Cinéma

Le renouveau des salles de cinéma Art et Essai privées aux États-Unis

Date: 04/04/2016


metrograph Le Metrograph à New York

Quelle est la situation des salles de cinéma Art et Essai aux États-Unis aujourd’hui ? Le service Cinéma, télévision et nouveaux médias de l’Ambassade de France aux États-Unis a mené l’enquête afin de dresser le portrait d’un réseau de salles en mutation face aux défis imposés par l’ère du numérique et les pratiques contemporaines de consommation des œuvres.
À partir des années 1970, plusieurs phénomènes ont fragilisé la fréquentation des salles de quartier  sur le territoire : avènement de la télévision, puis des supports de reproduction (essor des cassettes vidéo, puis du DVD). Dans les années 1970, nombre de cinémas historiques deviennent des salles de films X, tandis que d’autres ferment, ou découpent leur salle principale pour pouvoir proposer plus d’écrans aux spectateurs, donc une offre plus variée. Depuis quelques années, face à l’arrivée du numérique (95,6 % des écrans du pays sont numérisés en 2014), à la concurrence du home cinéma, des plateformes de vidéo à la demande (VoD et VoD par abonnement) comme Netflix ou Hulu, mais aussi des multiplexes qui fleurissent partout sur le territoire (ils représentent 33 824 écrans sur les 40 158 écrans recensés en 2014 aux États-Unis, selon la Motion Picture Association of America), les salles indépendantes ont parfois du mal à subsister. Malgré la fermeture de nombreux établissements ces quinze dernières années, on observe aujourd’hui un renouveau dans le réseau des salles Art et Essai.

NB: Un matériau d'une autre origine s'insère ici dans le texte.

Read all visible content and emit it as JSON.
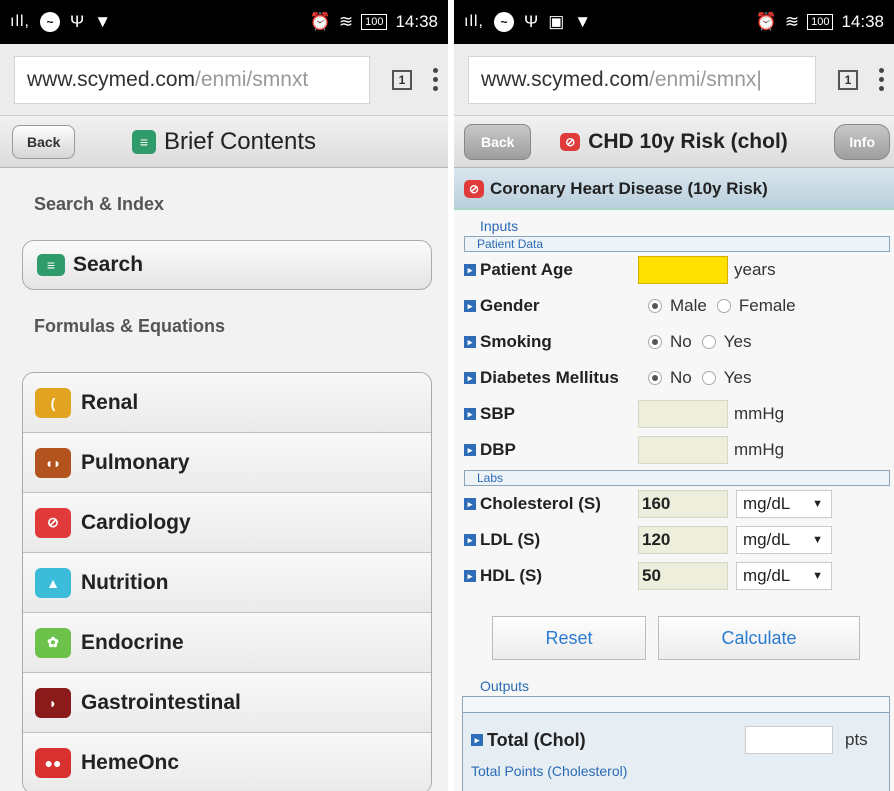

Ce renouveau se traduit par des ouvertures de salles, des réouvertures, des projets de rénovation, de sauvegarde, de remise aux normes (amélioration des équipements, notamment pour le passage au numérique), des nouveaux modes de financement et de fonctionnement de ces salles. Elles proposent le plus souvent une programmation éclectique (alliant nouveautés, cinématographies indépendantes et étrangères, classiques, films de répertoire…), avec une dimension événementielle (notamment en s’associant aux festivals locaux, en s’adaptant à l’actualité, en proposant des formules particulières) et s’agrémentent d’espaces de vie (restaurant, espace café-lounge, librairie…), avec pour double objectif de fidéliser leurs publics et d’attirer de nouveaux spectateurs.

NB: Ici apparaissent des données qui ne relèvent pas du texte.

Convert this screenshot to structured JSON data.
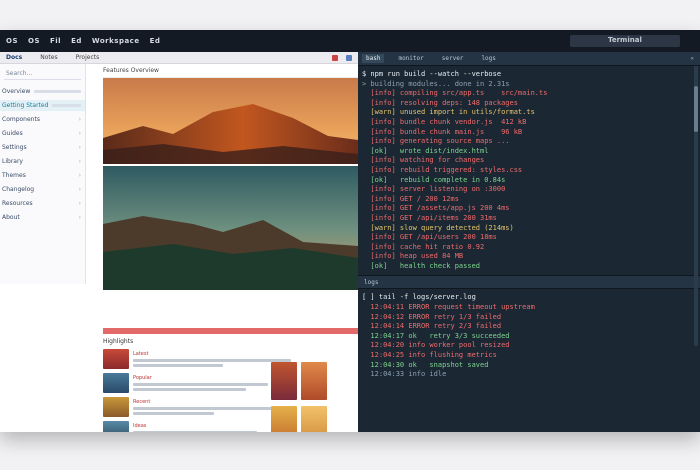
{
  "topbar": {
    "menu": [
      "OS",
      "OS",
      "Fil",
      "Ed",
      "Workspace",
      "Ed"
    ],
    "right_label": "Terminal"
  },
  "browser": {
    "tabs": [
      "Docs",
      "Notes",
      "Projects"
    ],
    "heading": "Features Overview",
    "sidebar": {
      "search_placeholder": "Search...",
      "items": [
        "Overview",
        "Getting Started",
        "Components",
        "Guides",
        "Settings",
        "Library",
        "Themes",
        "Changelog",
        "Resources",
        "About"
      ]
    },
    "news": {
      "headline": "Highlights",
      "subheads": [
        "Latest",
        "Popular",
        "Recent",
        "Ideas"
      ]
    }
  },
  "terminal": {
    "tabs": [
      "bash",
      "monitor",
      "server",
      "logs"
    ],
    "split_tab": "logs",
    "top_lines": [
      {
        "t": "$ npm run build --watch --verbose",
        "c": "c-white"
      },
      {
        "t": "> building modules... done in 2.31s",
        "c": "c-dim"
      },
      {
        "t": "  [info] compiling src/app.ts    src/main.ts",
        "c": "c-red"
      },
      {
        "t": "  [info] resolving deps: 148 packages",
        "c": "c-red"
      },
      {
        "t": "  [warn] unused import in utils/format.ts",
        "c": "c-yel"
      },
      {
        "t": "  [info] bundle chunk vendor.js  412 kB",
        "c": "c-red"
      },
      {
        "t": "  [info] bundle chunk main.js    96 kB",
        "c": "c-red"
      },
      {
        "t": "  [info] generating source maps ...",
        "c": "c-red"
      },
      {
        "t": "  [ok]   wrote dist/index.html",
        "c": "c-green"
      },
      {
        "t": "  [info] watching for changes",
        "c": "c-red"
      },
      {
        "t": "  [info] rebuild triggered: styles.css",
        "c": "c-red"
      },
      {
        "t": "  [ok]   rebuild complete in 0.84s",
        "c": "c-green"
      },
      {
        "t": "  [info] server listening on :3000",
        "c": "c-red"
      },
      {
        "t": "  [info] GET / 200 12ms",
        "c": "c-red"
      },
      {
        "t": "  [info] GET /assets/app.js 200 4ms",
        "c": "c-red"
      },
      {
        "t": "  [info] GET /api/items 200 31ms",
        "c": "c-red"
      },
      {
        "t": "  [warn] slow query detected (214ms)",
        "c": "c-yel"
      },
      {
        "t": "  [info] GET /api/users 200 18ms",
        "c": "c-red"
      },
      {
        "t": "  [info] cache hit ratio 0.92",
        "c": "c-red"
      },
      {
        "t": "  [info] heap used 84 MB",
        "c": "c-red"
      },
      {
        "t": "  [ok]   health check passed",
        "c": "c-green"
      }
    ],
    "bottom_lines": [
      {
        "t": "[ ] tail -f logs/server.log",
        "c": "c-white"
      },
      {
        "t": "  12:04:11 ERROR request timeout upstream",
        "c": "c-red"
      },
      {
        "t": "  12:04:12 ERROR retry 1/3 failed",
        "c": "c-red"
      },
      {
        "t": "  12:04:14 ERROR retry 2/3 failed",
        "c": "c-red"
      },
      {
        "t": "  12:04:17 ok   retry 3/3 succeeded",
        "c": "c-green"
      },
      {
        "t": "  12:04:20 info worker pool resized",
        "c": "c-red"
      },
      {
        "t": "  12:04:25 info flushing metrics",
        "c": "c-red"
      },
      {
        "t": "  12:04:30 ok   snapshot saved",
        "c": "c-green"
      },
      {
        "t": "  12:04:33 info idle",
        "c": "c-dim"
      }
    ]
  },
  "colors": {
    "terminal_bg": "#1b2834",
    "accent": "#1a7fa0",
    "error": "#f06a6a"
  }
}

L’un des points communs de ces salles indépendantes est leur fort attachement à la diffusion des films en argentique. Le 35mm demeure en effet un format privilégié par les programmateurs des cinémas – mais aussi des institutions (cinémathèques, musées…), également remarqué et apprécié par les publics. En témoigne l’exigence des établissements cinématographiques américains qui, dans leur recherche de copies, font appel aux Services Culturels de l’Ambassade de France en demandant systématiquement la disponibilité de copies argentiques. La promotion du cinéma de patrimoine français et européen est donc accompagnée par un respect et un attachement aux formats de projection originaux. Certaines salles ne diffusent d’ailleurs que des films en pellicule (c’est le cas, par exemple, du New Beverley à Los Angeles).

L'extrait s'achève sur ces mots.